Configuration : Appendix - Configure Document Processors : Text Operations
 
Text Operations
 
Concatenate Values
Content Cleanup
Language Detector
Language Setter
Print Values
Replace Regexp
Split Values
String Hash
String Transform
Concatenate Values
Concatenates the textual content of DocumentChunks which context names match what is specified in Input from, and joins them with the 'join' string.
A single DocumentChunk with the 'outputContext' context name is created as output.
Content Cleanup
Analyzes each DocumentChunk and performs white space removal. The Unicode specification defines 'white spaces'.
This includes ' ' '\\r' and '\\n'
Input: All DocumentChunks associated with the context names specified as input.
Output: Same as input.
Language Detector
Language detection uses the text of all DocumentChunks associated to the context names specified as input, for which language was not already detected or specified.
The whole text of all these DocumentChunks is taken into account by a statistical algorithm that detects the language. This language is then set as the language for all specified chunks.
For example, the language attribute of a DocumentChunk is used by semantic processing.
Language is represented by its iso639-1 code: fr, en.
Language Setter
The language is set as the language for all the DocumentChunks associated with the context names specified as input.
For example, the language attribute of a DocumentChunk is used by semantic processing.
The language is represented by its iso639-1 code: fr, en
Print Values
Prints textual content of DocumentChunks according to a formatting string.
This string contains variables in one of the 3 following formats:
$(name), the name of a context: output is the textual content of this context.
$/name:regexp/, the name of a context whose chunks must match the regexp: output is the piece of text that has matched.
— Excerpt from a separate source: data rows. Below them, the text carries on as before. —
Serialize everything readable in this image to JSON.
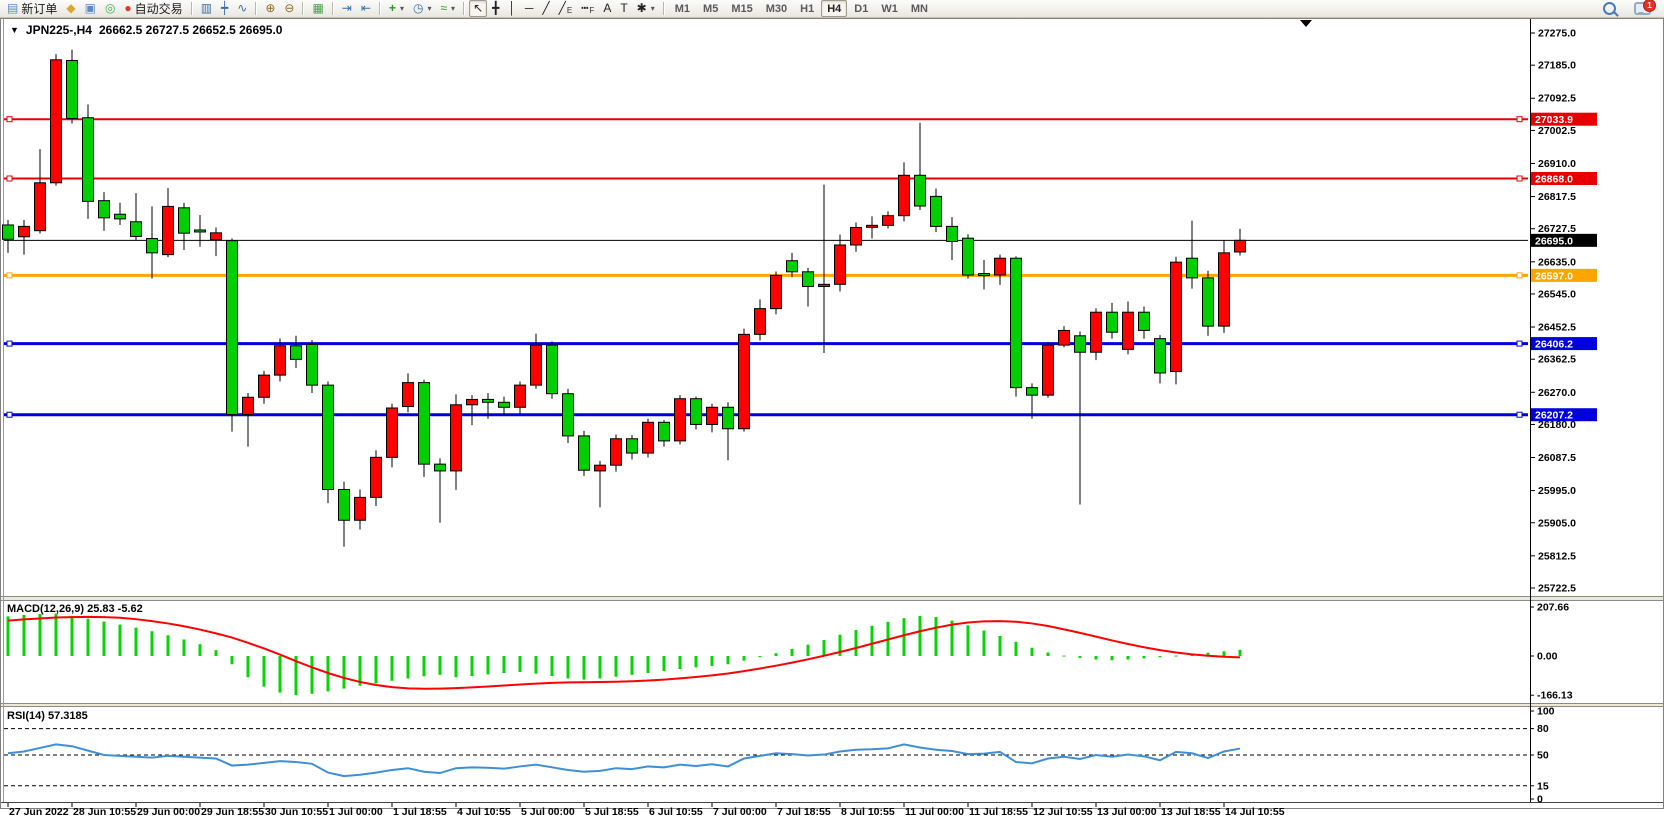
{
  "toolbar": {
    "groups": [
      {
        "name": "trade",
        "items": [
          {
            "name": "new-order-button",
            "glyph": "▤",
            "glyph_color": "#5b8ac6",
            "label": "新订单"
          },
          {
            "name": "stamp-icon-button",
            "glyph": "◆",
            "glyph_color": "#d9a62e"
          },
          {
            "name": "market-watch-button",
            "glyph": "▣",
            "glyph_color": "#5b8ac6"
          },
          {
            "name": "signal-button",
            "glyph": "◎",
            "glyph_color": "#3fae49"
          },
          {
            "name": "auto-trading-button",
            "glyph": "●",
            "glyph_color": "#d43b30",
            "label": "自动交易"
          }
        ]
      },
      {
        "name": "chart-type",
        "items": [
          {
            "name": "bar-chart-button",
            "glyph": "▥",
            "glyph_color": "#3a6ea5"
          },
          {
            "name": "candlestick-button",
            "glyph": "┿",
            "glyph_color": "#3a6ea5"
          },
          {
            "name": "line-chart-button",
            "glyph": "∿",
            "glyph_color": "#3a6ea5"
          }
        ]
      },
      {
        "name": "zoom",
        "items": [
          {
            "name": "zoom-in-button",
            "glyph": "⊕",
            "glyph_color": "#8a6d1f"
          },
          {
            "name": "zoom-out-button",
            "glyph": "⊖",
            "glyph_color": "#8a6d1f"
          }
        ]
      },
      {
        "name": "windows",
        "items": [
          {
            "name": "tile-windows-button",
            "glyph": "▦",
            "glyph_color": "#46a049"
          }
        ]
      },
      {
        "name": "scrolling",
        "items": [
          {
            "name": "auto-scroll-button",
            "glyph": "⇥",
            "glyph_color": "#3a6ea5"
          },
          {
            "name": "chart-shift-button",
            "glyph": "⇤",
            "glyph_color": "#3a6ea5"
          }
        ]
      },
      {
        "name": "insert",
        "items": [
          {
            "name": "indicators-button",
            "glyph": "+",
            "glyph_color": "#1f9e1f",
            "dropdown": true
          },
          {
            "name": "periods-button",
            "glyph": "◷",
            "glyph_color": "#3a6ea5",
            "dropdown": true
          },
          {
            "name": "templates-button",
            "glyph": "≈",
            "glyph_color": "#1f9e1f",
            "dropdown": true
          }
        ]
      },
      {
        "name": "tools",
        "items": [
          {
            "name": "cursor-button",
            "glyph": "↖",
            "glyph_color": "#222",
            "active": true
          },
          {
            "name": "crosshair-button",
            "glyph": "╋",
            "glyph_color": "#222"
          },
          {
            "name": "vertical-line-button",
            "glyph": "│",
            "glyph_color": "#222"
          },
          {
            "name": "horizontal-line-button",
            "glyph": "─",
            "glyph_color": "#222"
          },
          {
            "name": "trendline-button",
            "glyph": "╱",
            "glyph_color": "#222"
          },
          {
            "name": "channel-button",
            "glyph": "╱",
            "glyph_color": "#222",
            "sub": "E"
          },
          {
            "name": "fibonacci-button",
            "glyph": "┅",
            "glyph_color": "#222",
            "sub": "F"
          },
          {
            "name": "text-button",
            "glyph": "A",
            "glyph_color": "#222"
          },
          {
            "name": "label-button",
            "glyph": "T",
            "glyph_color": "#222"
          },
          {
            "name": "arrows-button",
            "glyph": "✱",
            "glyph_color": "#222",
            "dropdown": true
          }
        ]
      }
    ],
    "timeframes": {
      "items": [
        "M1",
        "M5",
        "M15",
        "M30",
        "H1",
        "H4",
        "D1",
        "W1",
        "MN"
      ],
      "active": "H4"
    },
    "right": {
      "search_name": "search-button",
      "chat_name": "chat-button",
      "chat_badge": "1"
    }
  },
  "chart": {
    "title_marker": "▼",
    "symbol_period": "JPN225-,H4",
    "ohlc_text": "26662.5 26727.5 26652.5 26695.0"
  },
  "indicators_text": {
    "macd_label": "MACD(12,26,9) 25.83 -5.62",
    "rsi_label": "RSI(14) 57.3185"
  },
  "chart_data": {
    "type": "candlestick",
    "symbol": "JPN225-,H4",
    "up_color": "#ff0000",
    "down_color": "#00d000",
    "note": "red = bullish, green = bearish (CN convention)",
    "current_price": "26695.0",
    "price_axis": {
      "max": 27275.0,
      "min": 25722.5,
      "ticks": [
        27275.0,
        27185.0,
        27092.5,
        27002.5,
        26910.0,
        26817.5,
        26727.5,
        26635.0,
        26545.0,
        26452.5,
        26362.5,
        26270.0,
        26180.0,
        26087.5,
        25995.0,
        25905.0,
        25812.5,
        25722.5
      ],
      "tags": [
        {
          "text": "27033.9",
          "color": "#e80000",
          "name": "resistance-1"
        },
        {
          "text": "26868.0",
          "color": "#e80000",
          "name": "resistance-2"
        },
        {
          "text": "26695.0",
          "color": "#000000",
          "name": "current-price"
        },
        {
          "text": "26597.0",
          "color": "#ffa500",
          "name": "pivot"
        },
        {
          "text": "26406.2",
          "color": "#0000dd",
          "name": "support-1"
        },
        {
          "text": "26207.2",
          "color": "#0000dd",
          "name": "support-2"
        }
      ]
    },
    "hlines": [
      {
        "price": 27033.9,
        "color": "#e80000",
        "width": 2
      },
      {
        "price": 26868.0,
        "color": "#e80000",
        "width": 2
      },
      {
        "price": 26597.0,
        "color": "#ffa500",
        "width": 3
      },
      {
        "price": 26406.2,
        "color": "#0000dd",
        "width": 3
      },
      {
        "price": 26207.2,
        "color": "#0000dd",
        "width": 3
      }
    ],
    "x_labels": [
      "27 Jun 2022",
      "28 Jun 10:55",
      "29 Jun 00:00",
      "29 Jun 18:55",
      "30 Jun 10:55",
      "1 Jul 00:00",
      "1 Jul 18:55",
      "4 Jul 10:55",
      "5 Jul 00:00",
      "5 Jul 18:55",
      "6 Jul 10:55",
      "7 Jul 00:00",
      "7 Jul 18:55",
      "8 Jul 10:55",
      "11 Jul 00:00",
      "11 Jul 18:55",
      "12 Jul 10:55",
      "13 Jul 00:00",
      "13 Jul 18:55",
      "14 Jul 10:55"
    ],
    "candles": [
      [
        26738,
        26752,
        26660,
        26698
      ],
      [
        26705,
        26752,
        26655,
        26734
      ],
      [
        26722,
        26950,
        26714,
        26856
      ],
      [
        26856,
        27216,
        26848,
        27200
      ],
      [
        27198,
        27228,
        27022,
        27036
      ],
      [
        27038,
        27075,
        26755,
        26804
      ],
      [
        26806,
        26830,
        26722,
        26758
      ],
      [
        26768,
        26800,
        26738,
        26755
      ],
      [
        26747,
        26827,
        26694,
        26706
      ],
      [
        26700,
        26790,
        26588,
        26660
      ],
      [
        26655,
        26841,
        26648,
        26790
      ],
      [
        26786,
        26800,
        26668,
        26715
      ],
      [
        26724,
        26766,
        26677,
        26719
      ],
      [
        26697,
        26731,
        26651,
        26716
      ],
      [
        26694,
        26700,
        26160,
        26208
      ],
      [
        26208,
        26268,
        26118,
        26256
      ],
      [
        26256,
        26330,
        26238,
        26318
      ],
      [
        26318,
        26420,
        26300,
        26400
      ],
      [
        26400,
        26428,
        26338,
        26362
      ],
      [
        26404,
        26416,
        26268,
        26290
      ],
      [
        26290,
        26300,
        25960,
        25998
      ],
      [
        25998,
        26020,
        25838,
        25912
      ],
      [
        25912,
        25998,
        25886,
        25976
      ],
      [
        25976,
        26108,
        25952,
        26088
      ],
      [
        26088,
        26238,
        26060,
        26226
      ],
      [
        26230,
        26323,
        26214,
        26297
      ],
      [
        26297,
        26305,
        26033,
        26069
      ],
      [
        26069,
        26085,
        25905,
        26050
      ],
      [
        26050,
        26264,
        25997,
        26235
      ],
      [
        26235,
        26262,
        26178,
        26250
      ],
      [
        26250,
        26268,
        26196,
        26242
      ],
      [
        26242,
        26258,
        26205,
        26228
      ],
      [
        26228,
        26300,
        26210,
        26290
      ],
      [
        26290,
        26434,
        26280,
        26402
      ],
      [
        26402,
        26412,
        26252,
        26266
      ],
      [
        26266,
        26280,
        26128,
        26148
      ],
      [
        26148,
        26162,
        26036,
        26052
      ],
      [
        26050,
        26078,
        25948,
        26066
      ],
      [
        26066,
        26152,
        26048,
        26140
      ],
      [
        26140,
        26150,
        26082,
        26100
      ],
      [
        26100,
        26196,
        26088,
        26186
      ],
      [
        26186,
        26192,
        26118,
        26134
      ],
      [
        26134,
        26262,
        26124,
        26252
      ],
      [
        26252,
        26258,
        26166,
        26180
      ],
      [
        26180,
        26238,
        26158,
        26228
      ],
      [
        26228,
        26242,
        26080,
        26168
      ],
      [
        26168,
        26448,
        26160,
        26432
      ],
      [
        26432,
        26530,
        26415,
        26504
      ],
      [
        26504,
        26608,
        26488,
        26597
      ],
      [
        26638,
        26660,
        26592,
        26607
      ],
      [
        26607,
        26618,
        26510,
        26566
      ],
      [
        26566,
        26851,
        26380,
        26572
      ],
      [
        26572,
        26711,
        26552,
        26682
      ],
      [
        26682,
        26745,
        26663,
        26731
      ],
      [
        26732,
        26762,
        26700,
        26737
      ],
      [
        26737,
        26776,
        26728,
        26764
      ],
      [
        26764,
        26913,
        26748,
        26877
      ],
      [
        26877,
        27024,
        26780,
        26791
      ],
      [
        26818,
        26840,
        26718,
        26734
      ],
      [
        26734,
        26760,
        26640,
        26692
      ],
      [
        26701,
        26712,
        26588,
        26598
      ],
      [
        26602,
        26640,
        26558,
        26598
      ],
      [
        26598,
        26655,
        26570,
        26645
      ],
      [
        26645,
        26650,
        26258,
        26283
      ],
      [
        26283,
        26295,
        26196,
        26262
      ],
      [
        26262,
        26411,
        26255,
        26402
      ],
      [
        26402,
        26455,
        26396,
        26443
      ],
      [
        26428,
        26440,
        25956,
        26382
      ],
      [
        26382,
        26505,
        26360,
        26494
      ],
      [
        26494,
        26520,
        26420,
        26438
      ],
      [
        26390,
        26524,
        26376,
        26494
      ],
      [
        26494,
        26510,
        26420,
        26443
      ],
      [
        26420,
        26430,
        26295,
        26324
      ],
      [
        26328,
        26649,
        26292,
        26634
      ],
      [
        26645,
        26750,
        26560,
        26590
      ],
      [
        26590,
        26610,
        26428,
        26455
      ],
      [
        26455,
        26696,
        26436,
        26660
      ],
      [
        26662.5,
        26727.5,
        26652.5,
        26695
      ]
    ],
    "indicators": {
      "macd": {
        "params": "12,26,9",
        "value_main": "25.83",
        "value_signal": "-5.62",
        "axis_ticks": [
          "207.66",
          "0.00",
          "-166.13"
        ],
        "axis_max": 207.66,
        "histogram_color": "#00d800",
        "signal_color": "#ff0000",
        "histogram": [
          168,
          174,
          178,
          180,
          170,
          158,
          146,
          133,
          120,
          105,
          88,
          70,
          50,
          25,
          -35,
          -90,
          -130,
          -155,
          -166,
          -160,
          -150,
          -138,
          -126,
          -116,
          -105,
          -95,
          -86,
          -80,
          -90,
          -85,
          -78,
          -72,
          -68,
          -75,
          -85,
          -95,
          -100,
          -95,
          -88,
          -80,
          -72,
          -64,
          -55,
          -48,
          -42,
          -35,
          -20,
          -5,
          12,
          30,
          48,
          68,
          90,
          110,
          128,
          145,
          160,
          170,
          165,
          150,
          130,
          108,
          85,
          60,
          35,
          15,
          2,
          -8,
          -15,
          -18,
          -15,
          -10,
          -5,
          2,
          8,
          14,
          20,
          26
        ],
        "signal": [
          150,
          155,
          159,
          163,
          165,
          166,
          165,
          162,
          156,
          148,
          138,
          126,
          112,
          96,
          78,
          56,
          32,
          6,
          -22,
          -48,
          -72,
          -93,
          -110,
          -123,
          -132,
          -137,
          -139,
          -138,
          -136,
          -133,
          -129,
          -125,
          -121,
          -117,
          -114,
          -112,
          -111,
          -110,
          -109,
          -107,
          -104,
          -100,
          -95,
          -89,
          -82,
          -74,
          -64,
          -53,
          -41,
          -28,
          -14,
          1,
          17,
          34,
          52,
          70,
          88,
          105,
          120,
          133,
          142,
          147,
          148,
          145,
          138,
          127,
          113,
          98,
          82,
          66,
          51,
          37,
          25,
          15,
          7,
          1,
          -3,
          -5.6
        ]
      },
      "rsi": {
        "period": "14",
        "value": "57.3185",
        "line_color": "#3e8fd8",
        "axis_ticks": [
          "100",
          "80",
          "50",
          "15",
          "0"
        ],
        "levels": [
          80,
          50,
          15
        ],
        "values": [
          52,
          54,
          58,
          62,
          60,
          55,
          50,
          49,
          48,
          47,
          49,
          48,
          47,
          46,
          38,
          39,
          41,
          43,
          42,
          40,
          30,
          26,
          27.5,
          30,
          33,
          35,
          31,
          29.5,
          35,
          36,
          35.5,
          34.5,
          37,
          39,
          36,
          33,
          31,
          32,
          35,
          34,
          37,
          36,
          39,
          37.5,
          39.5,
          37,
          46,
          49,
          52,
          51,
          49.5,
          50.5,
          54,
          56,
          56.5,
          57.5,
          62,
          58.5,
          56,
          54.5,
          51,
          51.5,
          53.5,
          42,
          40.5,
          46,
          48,
          45.5,
          50,
          48,
          50.5,
          48.5,
          44,
          53.5,
          52,
          46.5,
          54,
          57.32
        ]
      }
    }
  }
}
$/name:regexp:format/, the name of a context whose chunks must match the regexp: output is defined by a sed-like format referencing the regexp subexpressions.
Important: In the regexp and format parts, use a backlash to avoid colons and slashes.
For example: $(firstname) $(lastname) : $/age:[0-9]+/ $/date:([0-9]{2})([0-9]{2})([0-9]{4}):day=\\\\1 month=\\\\2 year=\\\\3
Important: The context used in this method cannot be produced by another processor. It must come from the connector.
Replace Regexp
Substitutes the content substring of all DocumentChunks having the ContextName 'inputContext', using:
Pattern as the matching substring regular expression
and Replacement value, which may have a sed-like output format using references to capture \\0 through \\9.
A new DocumentChunk is created with the substitutions.
Split Values
Splits the textual content of all DocumentChunks containing the context name defined in Input from using the specified separator as a separator regular expression.
A new DocumentChunk is created for each segment, with 'outputContext' as the ContextName.
String Hash
Computes a signed hash of the textual input value on 32 bits.
For example, you can use this value in a field used for grouping.
String Transform
Applies textual transformations on chunks from several contexts:
trims blanks at the beginning and at the end of chunks
reduces sequences of blanks to only one
changes text to uppercase/lowercase/normalized/capitalized
Outputs replace inputs.